Radcliffe famously never made it to the stadium that day. But British disappointment did not last long. The next day Kelly Holmes won the first of her two gold medals. This time the venue was the OAKA Stadium, the showpiece of the Games: a 72,000-seat stadium whose redesign by the Spanish architect Santiago Calatrava was so ambitious that it was completed only hours before the opening ceremony, at a cost of €220 million (£176 million) and the lives of five construction workers. Whether the OAKA will be around to host another Games 3,000 years from now is debatable. Calatrava's iconic roof now hovers incongruously over a north Athens suburb, the arena playing host to the occasional football match and George Michael concert. The contrasting fortunes of the two Athens arenas highlight a question faced by all
Games organisers. What makes a great Olympic building?
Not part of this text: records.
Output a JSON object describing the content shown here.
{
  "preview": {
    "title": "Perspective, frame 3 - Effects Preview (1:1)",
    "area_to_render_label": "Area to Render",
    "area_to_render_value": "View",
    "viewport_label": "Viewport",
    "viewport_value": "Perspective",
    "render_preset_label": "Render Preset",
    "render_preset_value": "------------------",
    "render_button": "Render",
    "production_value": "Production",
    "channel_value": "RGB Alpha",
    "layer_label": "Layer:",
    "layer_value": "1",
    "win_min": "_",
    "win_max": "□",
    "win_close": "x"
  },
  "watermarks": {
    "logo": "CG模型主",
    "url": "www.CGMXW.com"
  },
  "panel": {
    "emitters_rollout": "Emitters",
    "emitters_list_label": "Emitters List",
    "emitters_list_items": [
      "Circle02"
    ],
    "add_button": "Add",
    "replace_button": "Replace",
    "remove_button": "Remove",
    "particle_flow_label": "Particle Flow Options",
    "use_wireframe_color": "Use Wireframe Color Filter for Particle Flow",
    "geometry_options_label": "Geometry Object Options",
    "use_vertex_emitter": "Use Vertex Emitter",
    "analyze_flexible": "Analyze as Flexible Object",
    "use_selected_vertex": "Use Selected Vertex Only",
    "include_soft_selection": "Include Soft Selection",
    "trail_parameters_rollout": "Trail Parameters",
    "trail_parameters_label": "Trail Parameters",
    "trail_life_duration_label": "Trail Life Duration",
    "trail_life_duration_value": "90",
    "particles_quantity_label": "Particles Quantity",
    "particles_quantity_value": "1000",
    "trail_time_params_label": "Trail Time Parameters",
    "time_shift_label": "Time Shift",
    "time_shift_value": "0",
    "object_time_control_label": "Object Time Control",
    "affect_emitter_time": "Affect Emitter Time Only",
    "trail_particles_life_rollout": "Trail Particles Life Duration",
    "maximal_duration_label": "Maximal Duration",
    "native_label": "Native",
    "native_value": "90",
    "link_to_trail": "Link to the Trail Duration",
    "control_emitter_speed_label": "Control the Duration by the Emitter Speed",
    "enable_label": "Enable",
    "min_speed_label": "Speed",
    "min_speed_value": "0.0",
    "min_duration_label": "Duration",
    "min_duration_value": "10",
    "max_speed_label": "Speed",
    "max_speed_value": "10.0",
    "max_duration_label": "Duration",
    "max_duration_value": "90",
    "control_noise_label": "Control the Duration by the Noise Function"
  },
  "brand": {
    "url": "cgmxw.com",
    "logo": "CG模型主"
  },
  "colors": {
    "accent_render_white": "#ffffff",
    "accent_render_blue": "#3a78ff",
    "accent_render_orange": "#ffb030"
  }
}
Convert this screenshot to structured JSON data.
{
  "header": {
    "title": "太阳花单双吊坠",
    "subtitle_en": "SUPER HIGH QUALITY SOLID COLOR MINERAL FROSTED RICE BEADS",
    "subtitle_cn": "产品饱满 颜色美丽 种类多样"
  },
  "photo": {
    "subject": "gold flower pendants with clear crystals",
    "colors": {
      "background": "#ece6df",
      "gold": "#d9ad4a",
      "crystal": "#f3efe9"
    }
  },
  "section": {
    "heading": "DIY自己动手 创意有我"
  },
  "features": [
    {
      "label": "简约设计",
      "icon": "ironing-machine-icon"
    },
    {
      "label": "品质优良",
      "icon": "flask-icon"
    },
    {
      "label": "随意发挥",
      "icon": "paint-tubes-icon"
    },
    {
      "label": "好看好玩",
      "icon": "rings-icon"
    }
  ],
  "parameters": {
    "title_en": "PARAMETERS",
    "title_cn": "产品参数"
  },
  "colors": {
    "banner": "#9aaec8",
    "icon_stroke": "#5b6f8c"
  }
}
The Olympics has given us some fantastic-looking buildings: Günther Behnisch's steel and acrylic canopy for the 1972 Munich Games; the Olympisch Stadion in Amsterdam, designed by Jan Wils, which won the gold medal for architecture at the 1928 Olympics. Beijing, with its Herzog & de Meuron-designed Bird's Nest, certainly seems to be striving for iconic status. But there have been some turkeys, most notably Montreal's stadium, which wasn't finished until ten years after its 1976 Games.
Graham Watts, the chief executive of the Construction Industry Council who captained the British sabre team at the Barcelona Olympics, emphasises that the desire for an iconic arena should not over-ride more practical considerations. “Of course everyone wants the stadium to have impact and a great design,” he says. “But it's got to be buildable, maintainable and everything has got to work.”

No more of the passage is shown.